No backing might have meant that the Irish might have been able to muster some help and repeal an invasion. I'm not sure whether that would have had much chances of success, though - but it might have weakened England enough to be subject to invasions from other powers.
 

Thande

Donor
It might be worth pointing out that Adrian IV was, purely coincidentally of course ;), the only English Pope in history.

Your POD could be someone else being elected Pope instead, perhaps. Of course Ireland is most probably going to end up being colonised by England in this period anyway (not necessarily successfully), but the Papal bull granted a certain legitimacy to the English presence, at least until the Reformation when everything got a lot more complicated.
 
Y'know...this is probably the most misunderstood document in Irish history.

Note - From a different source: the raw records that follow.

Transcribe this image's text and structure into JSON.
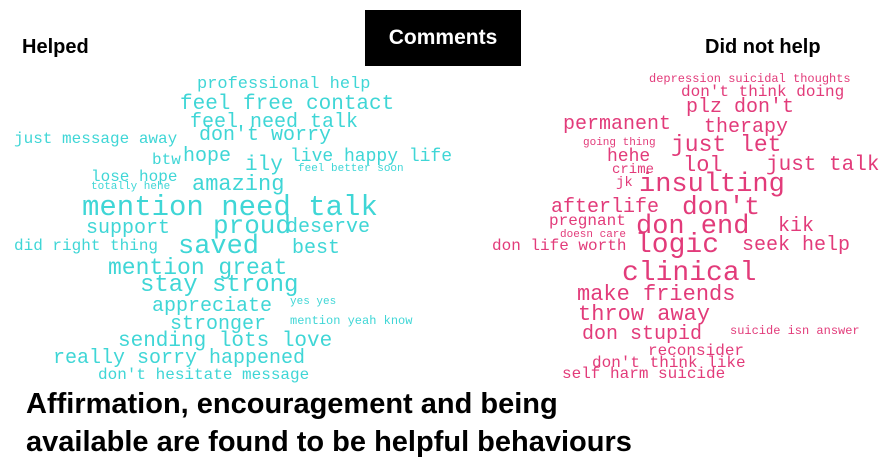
{
  "title": "Comments",
  "left_label": "Helped",
  "right_label": "Did not help",
  "colors": {
    "helped": "#3fd6d6",
    "not_helped": "#e23b7a"
  },
  "helped_words": [
    "professional help",
    "feel free contact",
    "feel need talk",
    "just message away",
    "don't worry",
    "btw",
    "hope",
    "ily",
    "live happy life",
    "feel better soon",
    "lose hope",
    "totally hehe",
    "amazing",
    "mention need talk",
    "support",
    "proud",
    "deserve",
    "did right thing",
    "saved",
    "best",
    "mention great",
    "stay strong",
    "appreciate",
    "yes yes",
    "stronger",
    "mention yeah know",
    "sending lots love",
    "really sorry happened",
    "don't hesitate message"
  ],
  "not_helped_words": [
    "depression suicidal thoughts",
    "don't think doing",
    "plz don't",
    "permanent",
    "therapy",
    "going thing",
    "just let",
    "hehe",
    "lol",
    "just talk",
    "crime",
    "jk",
    "insulting",
    "afterlife",
    "don't",
    "pregnant",
    "kik",
    "don end",
    "doesn care",
    "don life worth",
    "logic",
    "seek help",
    "clinical",
    "make friends",
    "throw away",
    "don stupid",
    "suicide isn answer",
    "reconsider",
    "don't think like",
    "self harm suicide"
  ],
  "caption_line1": "Affirmation, encouragement and being",
  "caption_line2": "available are found to be helpful behaviours"
}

The purpose wasn't to give Henry dominion over Ireland...it was to spread the reformed Roman version of the church to Ireland and ensure that the uncivilised Irish conformed to civilised ways. As such, it was a quid pro quo between Henry and the Pope. Henry got to claim overlordship of Ireland, just as his predecessors claimed to be overlords of Wales and Scotland, and Adrian got to claim the Donation of Constantine made the Pope the temporal lord of Western Europe.

To draw a direct line from Laudabiliter, the bull in question, to Henry becoming Lord of Ireland is really a case of reading history backward. It might also be worth pointing out that Laudabiliter was issued in 1155 and that Henry did absolutly nothing with it until he felt the need to be not-in-England when the papal nuncios were cming to talk to him about the Beckett thing. That and the fact that he didn't want a separate Anglo-Norman dominated Kingdom seeting up shop right beside him, especially if someone like Strongbow was to be the king.


David
 

recidivist

Thanks for the comments. It seems that there's no viable subistitute for England as the invading power.
 
Geography just plays against you with Ireland, I'm afraid.

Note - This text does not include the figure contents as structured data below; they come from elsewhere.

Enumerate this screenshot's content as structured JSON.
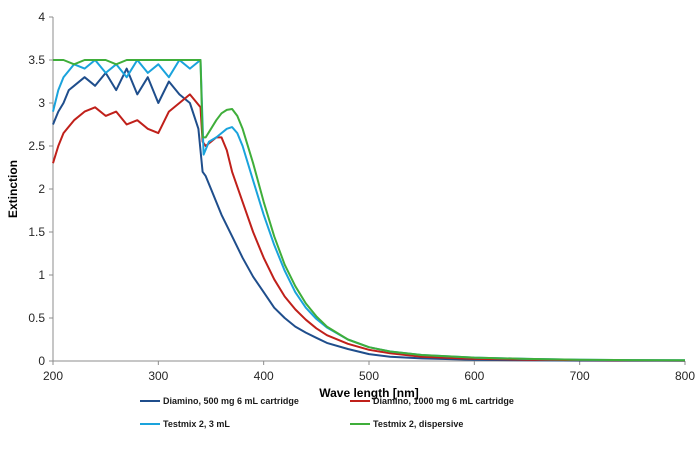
{
  "chart_data": {
    "type": "line",
    "title": "",
    "xlabel": "Wave length [nm]",
    "ylabel": "Extinction",
    "xlim": [
      200,
      800
    ],
    "ylim": [
      0,
      4
    ],
    "xticks": [
      200,
      300,
      400,
      500,
      600,
      700,
      800
    ],
    "yticks": [
      0,
      0.5,
      1,
      1.5,
      2,
      2.5,
      3,
      3.5,
      4
    ],
    "xtick_labels": [
      "200",
      "300",
      "400",
      "500",
      "600",
      "700",
      "800"
    ],
    "ytick_labels": [
      "0",
      "0.5",
      "1",
      "1.5",
      "2",
      "2.5",
      "3",
      "3.5",
      "4"
    ],
    "grid": false,
    "legend_position": "bottom",
    "series": [
      {
        "name": "Diamino, 500 mg 6 mL cartridge",
        "color": "#1f4e8c",
        "x": [
          200,
          205,
          210,
          215,
          220,
          230,
          240,
          250,
          260,
          270,
          280,
          290,
          300,
          310,
          320,
          330,
          338,
          342,
          345,
          350,
          360,
          370,
          380,
          390,
          400,
          410,
          420,
          430,
          440,
          450,
          460,
          480,
          500,
          520,
          550,
          600,
          650,
          700,
          750,
          800
        ],
        "y": [
          2.75,
          2.9,
          3.0,
          3.15,
          3.2,
          3.3,
          3.2,
          3.35,
          3.15,
          3.4,
          3.1,
          3.3,
          3.0,
          3.25,
          3.1,
          3.0,
          2.7,
          2.2,
          2.15,
          2.0,
          1.7,
          1.45,
          1.2,
          0.98,
          0.8,
          0.62,
          0.5,
          0.4,
          0.33,
          0.27,
          0.21,
          0.14,
          0.08,
          0.05,
          0.03,
          0.015,
          0.008,
          0.005,
          0.003,
          0.002
        ]
      },
      {
        "name": "Diamino, 1000 mg 6 mL cartridge",
        "color": "#c0201a",
        "x": [
          200,
          205,
          210,
          220,
          230,
          240,
          250,
          260,
          270,
          280,
          290,
          300,
          310,
          320,
          330,
          340,
          342,
          345,
          350,
          355,
          360,
          365,
          370,
          380,
          390,
          400,
          410,
          420,
          430,
          440,
          450,
          460,
          480,
          500,
          520,
          550,
          600,
          650,
          700,
          750,
          800
        ],
        "y": [
          2.3,
          2.5,
          2.65,
          2.8,
          2.9,
          2.95,
          2.85,
          2.9,
          2.75,
          2.8,
          2.7,
          2.65,
          2.9,
          3.0,
          3.1,
          2.95,
          2.55,
          2.5,
          2.55,
          2.6,
          2.6,
          2.45,
          2.2,
          1.85,
          1.5,
          1.2,
          0.95,
          0.75,
          0.6,
          0.48,
          0.38,
          0.3,
          0.2,
          0.13,
          0.09,
          0.05,
          0.025,
          0.015,
          0.01,
          0.007,
          0.005
        ]
      },
      {
        "name": "Testmix 2, 3 mL",
        "color": "#1aa3dc",
        "x": [
          200,
          205,
          210,
          220,
          230,
          240,
          250,
          260,
          270,
          280,
          290,
          300,
          310,
          320,
          330,
          340,
          343,
          348,
          355,
          360,
          365,
          370,
          375,
          380,
          390,
          400,
          410,
          420,
          430,
          440,
          450,
          460,
          480,
          500,
          520,
          550,
          600,
          650,
          700,
          750,
          800
        ],
        "y": [
          2.9,
          3.15,
          3.3,
          3.45,
          3.4,
          3.5,
          3.35,
          3.45,
          3.3,
          3.5,
          3.35,
          3.45,
          3.3,
          3.5,
          3.4,
          3.5,
          2.4,
          2.55,
          2.6,
          2.65,
          2.7,
          2.72,
          2.65,
          2.5,
          2.1,
          1.7,
          1.35,
          1.05,
          0.8,
          0.62,
          0.49,
          0.39,
          0.25,
          0.16,
          0.11,
          0.07,
          0.04,
          0.025,
          0.015,
          0.01,
          0.008
        ]
      },
      {
        "name": "Testmix 2, dispersive",
        "color": "#3fae3a",
        "x": [
          200,
          210,
          220,
          230,
          240,
          250,
          260,
          270,
          280,
          290,
          300,
          310,
          320,
          330,
          340,
          342,
          345,
          350,
          355,
          360,
          365,
          370,
          375,
          380,
          390,
          400,
          410,
          420,
          430,
          440,
          450,
          460,
          480,
          500,
          520,
          550,
          600,
          650,
          700,
          750,
          800
        ],
        "y": [
          3.5,
          3.5,
          3.45,
          3.5,
          3.5,
          3.5,
          3.45,
          3.5,
          3.5,
          3.5,
          3.5,
          3.5,
          3.5,
          3.5,
          3.5,
          2.6,
          2.6,
          2.7,
          2.8,
          2.88,
          2.92,
          2.93,
          2.85,
          2.7,
          2.3,
          1.85,
          1.45,
          1.12,
          0.87,
          0.67,
          0.52,
          0.4,
          0.25,
          0.16,
          0.11,
          0.07,
          0.04,
          0.025,
          0.015,
          0.01,
          0.008
        ]
      }
    ]
  }
}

Beyond English the two most viable possibilities are

1) the Scots (maybe have a stronger monarchy emerge and gain vontrol of the Lordship of the Isles earlier and then slowly extend south from Ulster

2) a coordinated Norwegian effort, expanding into the hinterlands from Dublin and the other Norse towns sometime after Clontarf.

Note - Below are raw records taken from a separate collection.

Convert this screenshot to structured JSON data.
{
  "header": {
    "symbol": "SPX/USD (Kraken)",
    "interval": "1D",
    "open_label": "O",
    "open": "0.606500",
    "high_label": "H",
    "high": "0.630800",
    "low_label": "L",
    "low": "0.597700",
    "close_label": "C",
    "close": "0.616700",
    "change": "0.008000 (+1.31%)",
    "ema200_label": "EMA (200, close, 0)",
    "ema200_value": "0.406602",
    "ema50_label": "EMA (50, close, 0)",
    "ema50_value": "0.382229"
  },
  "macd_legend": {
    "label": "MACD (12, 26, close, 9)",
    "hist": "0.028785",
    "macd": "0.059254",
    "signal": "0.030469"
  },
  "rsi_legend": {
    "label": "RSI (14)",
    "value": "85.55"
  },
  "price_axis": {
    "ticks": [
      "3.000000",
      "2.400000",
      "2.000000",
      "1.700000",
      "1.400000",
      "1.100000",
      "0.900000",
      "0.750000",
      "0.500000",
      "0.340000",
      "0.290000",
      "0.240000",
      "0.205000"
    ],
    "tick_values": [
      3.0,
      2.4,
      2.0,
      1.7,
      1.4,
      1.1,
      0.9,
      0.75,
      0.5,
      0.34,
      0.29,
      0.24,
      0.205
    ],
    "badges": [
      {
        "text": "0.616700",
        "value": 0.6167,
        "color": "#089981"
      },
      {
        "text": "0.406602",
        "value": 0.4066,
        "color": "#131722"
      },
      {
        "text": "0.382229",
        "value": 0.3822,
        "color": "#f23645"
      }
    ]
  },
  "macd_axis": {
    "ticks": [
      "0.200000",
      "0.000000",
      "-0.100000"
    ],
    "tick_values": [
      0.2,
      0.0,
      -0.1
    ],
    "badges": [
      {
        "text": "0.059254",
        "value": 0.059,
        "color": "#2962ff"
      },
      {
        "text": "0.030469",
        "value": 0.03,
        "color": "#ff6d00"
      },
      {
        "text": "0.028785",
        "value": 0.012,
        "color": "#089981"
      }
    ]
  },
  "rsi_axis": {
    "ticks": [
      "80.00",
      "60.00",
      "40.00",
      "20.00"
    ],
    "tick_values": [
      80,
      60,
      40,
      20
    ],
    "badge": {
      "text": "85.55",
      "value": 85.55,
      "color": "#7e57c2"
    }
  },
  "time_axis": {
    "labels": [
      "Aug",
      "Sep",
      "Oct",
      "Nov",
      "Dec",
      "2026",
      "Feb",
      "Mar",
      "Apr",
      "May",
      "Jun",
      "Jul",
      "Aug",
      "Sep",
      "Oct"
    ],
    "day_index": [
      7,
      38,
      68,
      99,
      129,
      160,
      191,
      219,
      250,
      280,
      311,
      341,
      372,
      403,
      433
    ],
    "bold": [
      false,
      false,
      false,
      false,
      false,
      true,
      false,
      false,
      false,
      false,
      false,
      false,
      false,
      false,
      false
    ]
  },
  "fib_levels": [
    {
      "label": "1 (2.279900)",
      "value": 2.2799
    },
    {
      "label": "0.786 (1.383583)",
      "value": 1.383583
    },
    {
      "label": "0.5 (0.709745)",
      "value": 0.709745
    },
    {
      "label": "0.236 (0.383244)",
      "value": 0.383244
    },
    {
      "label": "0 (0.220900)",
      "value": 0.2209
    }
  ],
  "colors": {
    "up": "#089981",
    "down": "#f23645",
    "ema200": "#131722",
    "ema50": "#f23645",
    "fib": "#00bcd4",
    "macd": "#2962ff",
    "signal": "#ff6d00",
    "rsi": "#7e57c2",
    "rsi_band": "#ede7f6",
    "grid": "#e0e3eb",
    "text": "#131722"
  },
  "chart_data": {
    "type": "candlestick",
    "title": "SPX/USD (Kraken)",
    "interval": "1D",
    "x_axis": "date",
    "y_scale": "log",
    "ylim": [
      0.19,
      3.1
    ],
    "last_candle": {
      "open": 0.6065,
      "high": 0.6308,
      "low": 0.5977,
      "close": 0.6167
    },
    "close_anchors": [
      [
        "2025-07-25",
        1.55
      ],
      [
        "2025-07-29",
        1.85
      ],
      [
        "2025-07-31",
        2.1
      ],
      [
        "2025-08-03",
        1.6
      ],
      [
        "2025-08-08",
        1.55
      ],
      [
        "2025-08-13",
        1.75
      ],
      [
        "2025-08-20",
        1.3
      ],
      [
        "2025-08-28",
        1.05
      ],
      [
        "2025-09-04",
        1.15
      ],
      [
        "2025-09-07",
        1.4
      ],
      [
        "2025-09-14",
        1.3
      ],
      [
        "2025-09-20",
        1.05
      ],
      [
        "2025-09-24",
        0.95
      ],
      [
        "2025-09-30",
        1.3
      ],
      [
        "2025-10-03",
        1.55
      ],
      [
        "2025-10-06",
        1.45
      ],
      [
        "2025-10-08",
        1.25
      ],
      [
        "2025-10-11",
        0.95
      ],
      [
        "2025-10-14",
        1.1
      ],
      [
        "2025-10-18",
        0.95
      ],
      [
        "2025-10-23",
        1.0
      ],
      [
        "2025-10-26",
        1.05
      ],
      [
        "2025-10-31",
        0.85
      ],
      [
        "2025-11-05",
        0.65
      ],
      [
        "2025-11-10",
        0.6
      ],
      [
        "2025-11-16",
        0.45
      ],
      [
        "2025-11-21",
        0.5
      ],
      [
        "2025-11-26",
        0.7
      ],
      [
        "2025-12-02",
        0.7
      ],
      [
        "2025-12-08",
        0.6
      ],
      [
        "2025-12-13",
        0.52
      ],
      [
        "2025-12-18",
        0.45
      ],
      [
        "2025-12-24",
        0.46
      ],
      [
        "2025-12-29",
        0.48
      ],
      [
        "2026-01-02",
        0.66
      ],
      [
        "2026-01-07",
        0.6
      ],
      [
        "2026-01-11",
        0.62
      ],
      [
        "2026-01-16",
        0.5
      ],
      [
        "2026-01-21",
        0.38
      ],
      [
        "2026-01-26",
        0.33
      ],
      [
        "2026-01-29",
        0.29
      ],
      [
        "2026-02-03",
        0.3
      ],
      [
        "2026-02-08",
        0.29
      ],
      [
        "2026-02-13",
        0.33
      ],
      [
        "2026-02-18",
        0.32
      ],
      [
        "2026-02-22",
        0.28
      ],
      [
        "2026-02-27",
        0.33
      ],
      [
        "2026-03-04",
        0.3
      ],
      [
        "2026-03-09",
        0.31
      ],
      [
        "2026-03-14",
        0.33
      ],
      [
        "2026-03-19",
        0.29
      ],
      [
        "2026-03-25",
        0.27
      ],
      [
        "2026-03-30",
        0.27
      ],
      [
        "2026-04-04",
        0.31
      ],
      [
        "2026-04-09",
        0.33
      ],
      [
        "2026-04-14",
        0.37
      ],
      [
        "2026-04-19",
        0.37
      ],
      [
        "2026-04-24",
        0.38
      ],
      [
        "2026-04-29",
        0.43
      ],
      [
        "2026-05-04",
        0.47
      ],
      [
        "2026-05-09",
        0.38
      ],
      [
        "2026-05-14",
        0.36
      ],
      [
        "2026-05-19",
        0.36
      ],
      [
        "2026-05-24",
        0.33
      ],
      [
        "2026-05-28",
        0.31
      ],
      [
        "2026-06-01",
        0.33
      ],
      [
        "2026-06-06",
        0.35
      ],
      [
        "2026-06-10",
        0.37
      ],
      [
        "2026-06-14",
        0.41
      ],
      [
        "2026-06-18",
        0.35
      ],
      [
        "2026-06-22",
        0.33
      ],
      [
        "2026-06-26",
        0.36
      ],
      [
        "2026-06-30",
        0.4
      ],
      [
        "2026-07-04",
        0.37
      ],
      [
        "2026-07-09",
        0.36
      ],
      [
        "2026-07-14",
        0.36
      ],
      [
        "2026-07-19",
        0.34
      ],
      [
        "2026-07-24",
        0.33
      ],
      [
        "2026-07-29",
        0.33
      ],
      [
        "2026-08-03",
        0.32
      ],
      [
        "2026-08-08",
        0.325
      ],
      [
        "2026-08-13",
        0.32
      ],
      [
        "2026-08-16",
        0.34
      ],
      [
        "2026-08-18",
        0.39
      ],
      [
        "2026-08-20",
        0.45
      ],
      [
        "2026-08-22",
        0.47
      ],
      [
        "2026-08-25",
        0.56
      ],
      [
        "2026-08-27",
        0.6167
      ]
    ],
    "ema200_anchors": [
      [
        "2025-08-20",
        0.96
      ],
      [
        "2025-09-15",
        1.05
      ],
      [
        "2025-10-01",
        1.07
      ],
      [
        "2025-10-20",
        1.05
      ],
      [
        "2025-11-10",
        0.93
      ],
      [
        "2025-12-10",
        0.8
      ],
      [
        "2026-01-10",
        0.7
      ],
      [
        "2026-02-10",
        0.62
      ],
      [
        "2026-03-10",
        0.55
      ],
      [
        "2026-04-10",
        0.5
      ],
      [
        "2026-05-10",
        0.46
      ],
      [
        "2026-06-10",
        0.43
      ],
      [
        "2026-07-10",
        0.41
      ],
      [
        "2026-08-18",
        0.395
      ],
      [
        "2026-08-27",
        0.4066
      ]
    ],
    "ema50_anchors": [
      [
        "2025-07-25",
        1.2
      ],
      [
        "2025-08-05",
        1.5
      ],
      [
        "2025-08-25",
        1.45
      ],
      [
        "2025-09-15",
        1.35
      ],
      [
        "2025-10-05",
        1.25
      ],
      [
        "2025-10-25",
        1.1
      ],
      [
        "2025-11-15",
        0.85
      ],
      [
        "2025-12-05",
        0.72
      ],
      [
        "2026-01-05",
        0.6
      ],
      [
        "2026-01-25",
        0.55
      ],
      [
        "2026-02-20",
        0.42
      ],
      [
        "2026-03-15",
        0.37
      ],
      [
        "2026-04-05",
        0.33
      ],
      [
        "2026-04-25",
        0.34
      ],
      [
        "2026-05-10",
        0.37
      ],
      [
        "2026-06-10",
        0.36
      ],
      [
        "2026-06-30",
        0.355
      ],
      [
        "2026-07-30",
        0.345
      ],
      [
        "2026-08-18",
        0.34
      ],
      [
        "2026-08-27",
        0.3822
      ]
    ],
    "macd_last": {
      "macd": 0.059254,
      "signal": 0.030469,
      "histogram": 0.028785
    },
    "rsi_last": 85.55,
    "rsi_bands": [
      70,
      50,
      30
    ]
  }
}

Either are vaguely possible but both depend on the English not getting their noses out of joint at one of the others trying.

You might try one of those,

David
 
Strongbow is a good point. The Normans were already there, they were going to rule it whatever happened (to say England was ruling Ireland is a bit iffy as it wasn't even ruling itself), it was just a question of which one.
It could be interesting to have a independant Norman Ireland...Would indeed ceratinly worry England a lot.